The canoe came nearer to the island with every stroke of the oars, and presently one of Don's hounds started to his feet, snuffed the air eagerly for a moment and uttered a deep-toned bay. Godfrey ducked his head on the instant and crawled swiftly away from the sycamore on his hands and knees. He was careful to keep the tree between himself and those in the boat until he reached the cane, and then he arose to his feet and worked his way toward his camp with all possible haste.

"Them two oneasy chaps has come back agin, just as I thought they would," said he to himself, "and our Dave's with 'em. Don's got his rifle now and his dogs, too, so't thar ain't no use tryin' to scare him this time. I must hunt a new hidin'-place now."

Godfrey stopped in his camp just long enough to seize his rifle and ammunition; after which he plunged into the cane again and ran toward the head of the island. The muddy beach was thickly covered with drift-wood, and behind a convenient pile of branches and logs Godfrey crouched down and waited to see what was going to happen.

The actions of Don's hounds made the young hunters almost as nervous as they made Godfrey Evans. David stopped tugging at the oars and looked over his shoulder; Bert caught up his father's double-barrel and hastily loaded it with two cartridges containing buckshot; while Don, after bringing the canoe broadside to the island, dropped the paddle with which he was steering, and picked up his rifle.

"He's there yet," said Bert. "The hounds have scented him already."

"It looks like it," replied Don. "Well, we came here to find him, and if he drives us away to-day he'll have to fight to do it. Dave, you'd better load up—Bert has plenty of loose buckshot in his pocket—and mind you now, fellows, don't get excited and shoot the dogs. I'd rather let the bear go than have one of them hurt."

While David was loading his single-barrel—his hands trembled a little, and it took him longer than usual to do it—Don and Bert sat with their guns across their knees, closely watching the island, while the hounds stood in the bow snuffing the air. They caught some taint upon the breeze, that was evident, for the long hair on the back of their necks stood erect and now and then they growled savagely.

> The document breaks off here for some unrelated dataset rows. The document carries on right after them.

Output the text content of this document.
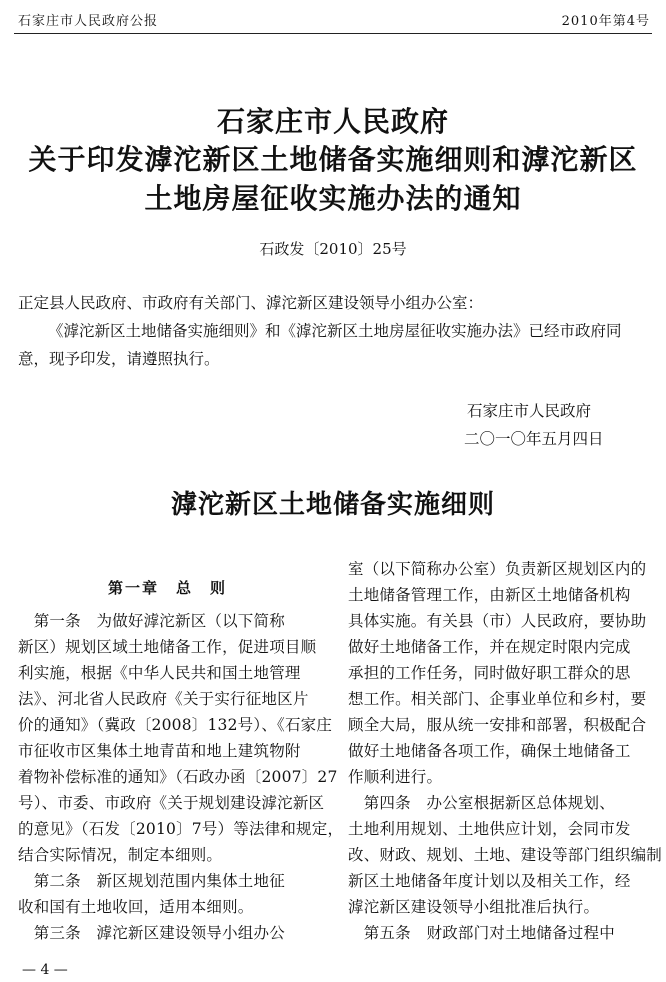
石家庄市人民政府公报	2010年第4号
石家庄市人民政府
关于印发滹沱新区土地储备实施细则和滹沱新区
土地房屋征收实施办法的通知
石政发〔2010〕25号
正定县人民政府、市政府有关部门、滹沱新区建设领导小组办公室：
《滹沱新区土地储备实施细则》和《滹沱新区土地房屋征收实施办法》已经市政府同
意，现予印发，请遵照执行。
石家庄市人民政府
二〇一〇年五月四日
滹沱新区土地储备实施细则
第一章　总　则
　第一条　为做好滹沱新区（以下简称
新区）规划区域土地储备工作，促进项目顺
利实施，根据《中华人民共和国土地管理
法》、河北省人民政府《关于实行征地区片
价的通知》（冀政〔2008〕132号）、《石家庄
市征收市区集体土地青苗和地上建筑物附
着物补偿标准的通知》（石政办函〔2007〕27
号）、市委、市政府《关于规划建设滹沱新区
的意见》（石发〔2010〕7号）等法律和规定，
结合实际情况，制定本细则。
　第二条　新区规划范围内集体土地征
收和国有土地收回，适用本细则。
　第三条　滹沱新区建设领导小组办公
室（以下简称办公室）负责新区规划区内的
土地储备管理工作，由新区土地储备机构
具体实施。有关县（市）人民政府，要协助
做好土地储备工作，并在规定时限内完成
承担的工作任务，同时做好职工群众的思
想工作。相关部门、企事业单位和乡村，要
顾全大局，服从统一安排和部署，积极配合
做好土地储备各项工作，确保土地储备工
作顺利进行。
　第四条　办公室根据新区总体规划、
土地利用规划、土地供应计划，会同市发
改、财政、规划、土地、建设等部门组织编制
新区土地储备年度计划以及相关工作，经
滹沱新区建设领导小组批准后执行。
　第五条　财政部门对土地储备过程中
— 4 —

When David had driven home a good-sized charge of buckshot and placed a cap upon his gun, he leaned the weapon against the thwart upon which he was sitting and picked up the oars. Don dropped his paddle into the water, and the canoe moved around the foot of the island and along the beach, until it reached a point opposite the place where Bert had found the path the day before. Then it was turned toward the bank, and the moment the bow grounded, the hounds sprang out. The boys followed with all haste, and Bert, as he stepped ashore, drew the canoe half way out of the water, so that the current could not carry her down the stream.

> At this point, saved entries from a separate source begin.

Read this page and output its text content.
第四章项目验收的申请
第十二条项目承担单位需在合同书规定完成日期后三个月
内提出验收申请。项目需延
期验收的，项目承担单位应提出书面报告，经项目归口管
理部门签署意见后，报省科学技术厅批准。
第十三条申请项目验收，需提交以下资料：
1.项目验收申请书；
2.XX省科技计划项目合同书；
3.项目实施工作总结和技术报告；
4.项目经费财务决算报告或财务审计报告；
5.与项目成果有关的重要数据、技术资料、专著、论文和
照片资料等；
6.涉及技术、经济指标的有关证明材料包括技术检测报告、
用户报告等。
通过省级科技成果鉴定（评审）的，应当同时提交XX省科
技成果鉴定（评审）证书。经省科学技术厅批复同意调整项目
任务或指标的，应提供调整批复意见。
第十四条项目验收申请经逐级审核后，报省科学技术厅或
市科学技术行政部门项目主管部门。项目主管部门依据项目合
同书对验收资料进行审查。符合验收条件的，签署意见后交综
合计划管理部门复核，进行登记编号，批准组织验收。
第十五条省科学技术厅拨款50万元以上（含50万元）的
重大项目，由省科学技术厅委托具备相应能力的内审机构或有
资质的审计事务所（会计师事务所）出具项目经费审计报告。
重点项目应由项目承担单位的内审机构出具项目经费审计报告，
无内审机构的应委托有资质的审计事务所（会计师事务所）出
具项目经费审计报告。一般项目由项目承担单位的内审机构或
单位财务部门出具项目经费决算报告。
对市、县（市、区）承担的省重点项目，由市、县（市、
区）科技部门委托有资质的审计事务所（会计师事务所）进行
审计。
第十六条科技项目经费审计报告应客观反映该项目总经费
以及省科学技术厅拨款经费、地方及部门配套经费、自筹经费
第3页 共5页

"Now, we'll send the dogs in to drive him out," said Don, "and if they can push him fast enough to make him take to a tree, he's our bear; but if he takes to the water and swims to the mainland, we shall lose him. We don't care for that, however. He'll be sure to come back, and when he does he'll find a trap waiting for him. We'll see as much sport in catching him alive as we would in shooting him. Hunt 'em up, there!" he added, waving his hand along the path.